Yesterday my friends and I talked to protestors outside the National Theater who have been occupying the building for over a month (Ziller Theatre Squat). They are theater students who have been told that their arts degrees are virtually worthless as the government has decided to downgrade their certificates. Our one assignment in Greece is to talk to locals and do informal interviews around a broadly identified research topic. We all felt drawn to the fact that people our age were engaged in such an ambitious movement and immediately wanted to talk to them. As our class passed the theater for the second time this week, we asked permission to break off and talk to them. The students were very friendly and eager to tell us about their cause in English. We talked to three young women who said that the cuts to the arts are spurred by corruption and that the train tragedy is the case in point of the government failing to do its job. I am not sure yet where I am going with my assignment, but I feel solidarity with the students. They laughed about their outfits being typical of art students and gleefully talked about their aspirations to continue studying the arts. One of them said she would do anything to go to Juilliard. At that moment, they could have easily been my friends at home in the United States talking about their dreams. This article explains further than I can here.

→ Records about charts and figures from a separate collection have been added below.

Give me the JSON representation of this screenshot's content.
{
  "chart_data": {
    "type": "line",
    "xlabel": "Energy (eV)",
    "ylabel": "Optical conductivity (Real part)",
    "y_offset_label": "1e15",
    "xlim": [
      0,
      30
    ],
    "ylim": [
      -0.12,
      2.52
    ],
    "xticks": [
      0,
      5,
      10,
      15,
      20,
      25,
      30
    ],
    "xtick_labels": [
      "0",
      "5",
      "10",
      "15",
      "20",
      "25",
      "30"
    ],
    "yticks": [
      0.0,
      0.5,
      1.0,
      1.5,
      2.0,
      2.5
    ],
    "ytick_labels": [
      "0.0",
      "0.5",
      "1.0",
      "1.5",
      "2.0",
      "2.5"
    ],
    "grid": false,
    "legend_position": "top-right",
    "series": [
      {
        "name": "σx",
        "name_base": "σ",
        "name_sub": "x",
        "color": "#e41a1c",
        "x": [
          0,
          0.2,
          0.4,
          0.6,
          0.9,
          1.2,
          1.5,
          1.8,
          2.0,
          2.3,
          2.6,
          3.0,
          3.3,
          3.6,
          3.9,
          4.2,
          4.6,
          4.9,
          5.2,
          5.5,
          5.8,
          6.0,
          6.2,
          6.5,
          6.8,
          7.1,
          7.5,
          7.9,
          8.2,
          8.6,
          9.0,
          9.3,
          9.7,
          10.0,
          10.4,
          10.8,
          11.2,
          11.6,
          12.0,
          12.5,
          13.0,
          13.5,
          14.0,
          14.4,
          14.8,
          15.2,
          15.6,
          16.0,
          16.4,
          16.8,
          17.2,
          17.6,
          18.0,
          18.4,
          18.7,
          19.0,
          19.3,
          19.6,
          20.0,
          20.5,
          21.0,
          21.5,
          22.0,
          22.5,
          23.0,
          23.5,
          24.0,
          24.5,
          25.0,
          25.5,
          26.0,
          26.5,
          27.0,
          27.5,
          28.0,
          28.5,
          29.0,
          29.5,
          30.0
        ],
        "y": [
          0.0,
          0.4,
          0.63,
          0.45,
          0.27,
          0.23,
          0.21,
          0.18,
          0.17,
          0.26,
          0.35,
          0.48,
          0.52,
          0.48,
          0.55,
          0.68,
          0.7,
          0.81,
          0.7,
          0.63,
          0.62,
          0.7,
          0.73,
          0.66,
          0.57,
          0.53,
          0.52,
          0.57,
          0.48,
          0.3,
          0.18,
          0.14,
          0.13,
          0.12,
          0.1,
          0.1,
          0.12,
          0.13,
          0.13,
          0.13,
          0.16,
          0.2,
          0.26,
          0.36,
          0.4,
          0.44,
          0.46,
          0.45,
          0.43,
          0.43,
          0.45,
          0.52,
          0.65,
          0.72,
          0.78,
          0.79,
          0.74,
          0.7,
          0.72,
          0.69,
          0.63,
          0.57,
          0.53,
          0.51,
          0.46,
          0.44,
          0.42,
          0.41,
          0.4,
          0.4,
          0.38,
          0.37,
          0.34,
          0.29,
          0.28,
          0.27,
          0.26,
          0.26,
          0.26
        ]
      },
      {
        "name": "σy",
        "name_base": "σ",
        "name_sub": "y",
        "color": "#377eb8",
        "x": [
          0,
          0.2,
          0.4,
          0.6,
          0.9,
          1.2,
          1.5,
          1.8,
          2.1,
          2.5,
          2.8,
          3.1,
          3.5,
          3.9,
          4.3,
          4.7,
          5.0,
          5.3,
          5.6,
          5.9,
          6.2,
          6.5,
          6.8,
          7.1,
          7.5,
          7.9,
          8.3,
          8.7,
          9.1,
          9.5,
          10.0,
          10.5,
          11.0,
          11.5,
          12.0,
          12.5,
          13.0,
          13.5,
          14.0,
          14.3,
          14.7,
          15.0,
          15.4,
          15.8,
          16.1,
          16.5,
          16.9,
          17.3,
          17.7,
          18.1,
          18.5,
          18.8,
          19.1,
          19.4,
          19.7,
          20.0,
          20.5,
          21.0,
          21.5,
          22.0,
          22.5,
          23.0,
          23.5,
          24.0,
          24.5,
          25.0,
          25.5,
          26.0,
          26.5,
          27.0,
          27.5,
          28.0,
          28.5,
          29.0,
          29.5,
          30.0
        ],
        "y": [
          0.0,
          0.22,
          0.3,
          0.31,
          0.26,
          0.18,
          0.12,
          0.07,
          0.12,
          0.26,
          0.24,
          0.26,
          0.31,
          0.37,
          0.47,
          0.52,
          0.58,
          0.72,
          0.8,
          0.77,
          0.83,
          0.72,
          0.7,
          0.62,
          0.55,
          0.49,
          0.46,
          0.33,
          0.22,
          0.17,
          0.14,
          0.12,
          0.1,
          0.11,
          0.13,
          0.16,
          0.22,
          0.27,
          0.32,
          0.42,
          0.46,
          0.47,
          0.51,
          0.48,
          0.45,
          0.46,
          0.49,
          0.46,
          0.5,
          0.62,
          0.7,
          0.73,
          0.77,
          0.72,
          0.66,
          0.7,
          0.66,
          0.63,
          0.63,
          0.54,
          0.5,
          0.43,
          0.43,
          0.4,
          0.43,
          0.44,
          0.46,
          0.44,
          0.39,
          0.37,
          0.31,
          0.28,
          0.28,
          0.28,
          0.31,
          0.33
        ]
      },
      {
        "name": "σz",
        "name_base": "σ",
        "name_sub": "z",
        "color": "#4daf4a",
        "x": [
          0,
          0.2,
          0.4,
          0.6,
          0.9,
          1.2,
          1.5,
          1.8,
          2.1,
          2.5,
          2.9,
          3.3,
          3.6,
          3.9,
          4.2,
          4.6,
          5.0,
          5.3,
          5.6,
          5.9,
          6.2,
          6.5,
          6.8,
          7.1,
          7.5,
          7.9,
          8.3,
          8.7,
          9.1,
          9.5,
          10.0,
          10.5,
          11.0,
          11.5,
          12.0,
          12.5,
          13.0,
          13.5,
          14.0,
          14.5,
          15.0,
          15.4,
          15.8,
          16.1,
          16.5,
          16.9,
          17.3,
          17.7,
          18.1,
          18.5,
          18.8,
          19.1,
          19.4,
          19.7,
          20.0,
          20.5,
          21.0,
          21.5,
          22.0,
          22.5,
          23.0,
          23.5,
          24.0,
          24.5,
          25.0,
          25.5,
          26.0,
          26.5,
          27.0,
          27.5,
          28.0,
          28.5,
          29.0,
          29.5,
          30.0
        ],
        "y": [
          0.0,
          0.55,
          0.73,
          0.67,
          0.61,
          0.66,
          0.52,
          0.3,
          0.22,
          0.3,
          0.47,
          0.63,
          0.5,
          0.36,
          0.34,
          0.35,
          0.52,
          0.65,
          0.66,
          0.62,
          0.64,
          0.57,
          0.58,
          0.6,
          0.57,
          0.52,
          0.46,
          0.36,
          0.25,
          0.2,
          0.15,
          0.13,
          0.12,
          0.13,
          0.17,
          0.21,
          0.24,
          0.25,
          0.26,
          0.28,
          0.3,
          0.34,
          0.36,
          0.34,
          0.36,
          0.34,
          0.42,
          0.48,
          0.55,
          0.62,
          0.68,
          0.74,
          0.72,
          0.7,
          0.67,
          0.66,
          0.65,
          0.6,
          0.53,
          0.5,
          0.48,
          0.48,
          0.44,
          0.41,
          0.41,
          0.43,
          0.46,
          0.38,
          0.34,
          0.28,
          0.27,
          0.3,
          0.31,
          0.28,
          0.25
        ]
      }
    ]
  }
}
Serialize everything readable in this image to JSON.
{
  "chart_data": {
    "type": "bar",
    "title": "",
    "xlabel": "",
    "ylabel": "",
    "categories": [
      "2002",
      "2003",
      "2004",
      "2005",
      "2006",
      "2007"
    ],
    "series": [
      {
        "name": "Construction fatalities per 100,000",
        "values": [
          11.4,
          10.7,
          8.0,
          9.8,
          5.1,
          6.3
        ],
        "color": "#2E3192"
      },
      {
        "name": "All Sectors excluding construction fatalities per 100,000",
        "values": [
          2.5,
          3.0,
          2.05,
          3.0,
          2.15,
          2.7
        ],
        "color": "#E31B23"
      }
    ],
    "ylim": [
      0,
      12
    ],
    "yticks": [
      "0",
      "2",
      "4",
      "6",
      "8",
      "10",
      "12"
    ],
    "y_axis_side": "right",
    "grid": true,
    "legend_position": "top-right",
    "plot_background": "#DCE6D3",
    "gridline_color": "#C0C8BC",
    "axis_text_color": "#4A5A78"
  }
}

During the week, we have classes from around 9 am to 5 pm. This includes virtual French classes with our Swiss teachers. College Year Athens, which is hosting us for these two weeks, has amazing professors, a spacious student building, and a pleasant cafeteria where we eat on the weekdays. We are located right next to the Panathenaic Stadium in an up-and-coming neighborhood called Pangrati. There are plenty of nice restaurants and the food is absolutely incredible. I can easily say I have had the best food of my life in Athens (note Ama Lachei). The city is chaotic and the drivers are ruthless, but Athens is beautifully alive and friendly. The Mediterranean ease of living is evident and a welcome shift from Switzerland. This past weekend we went to Delphi to see the temple and visit the museum of ancient artifacts. I was blown away to be in a place with such historical and cultural significance. My time here has been a busy heightened sensory dream. I am awe-struck every day that I get to be here and surprised by how emotionally connected I feel to Greece.

Finances (Thursday 2/23-Tuesday 3/8):

– 58 USD at Migros

– 65 USD eating out in Greece

– 46 USD on groceries in Greece

– 21 USD for Greece/EU SIM

= ~190 USD (All covered by SIT food/Greece travel stipends)

* Calculations are not exact but close estimates. USD because confusing to show both Swiss Francs and Euros for Greece.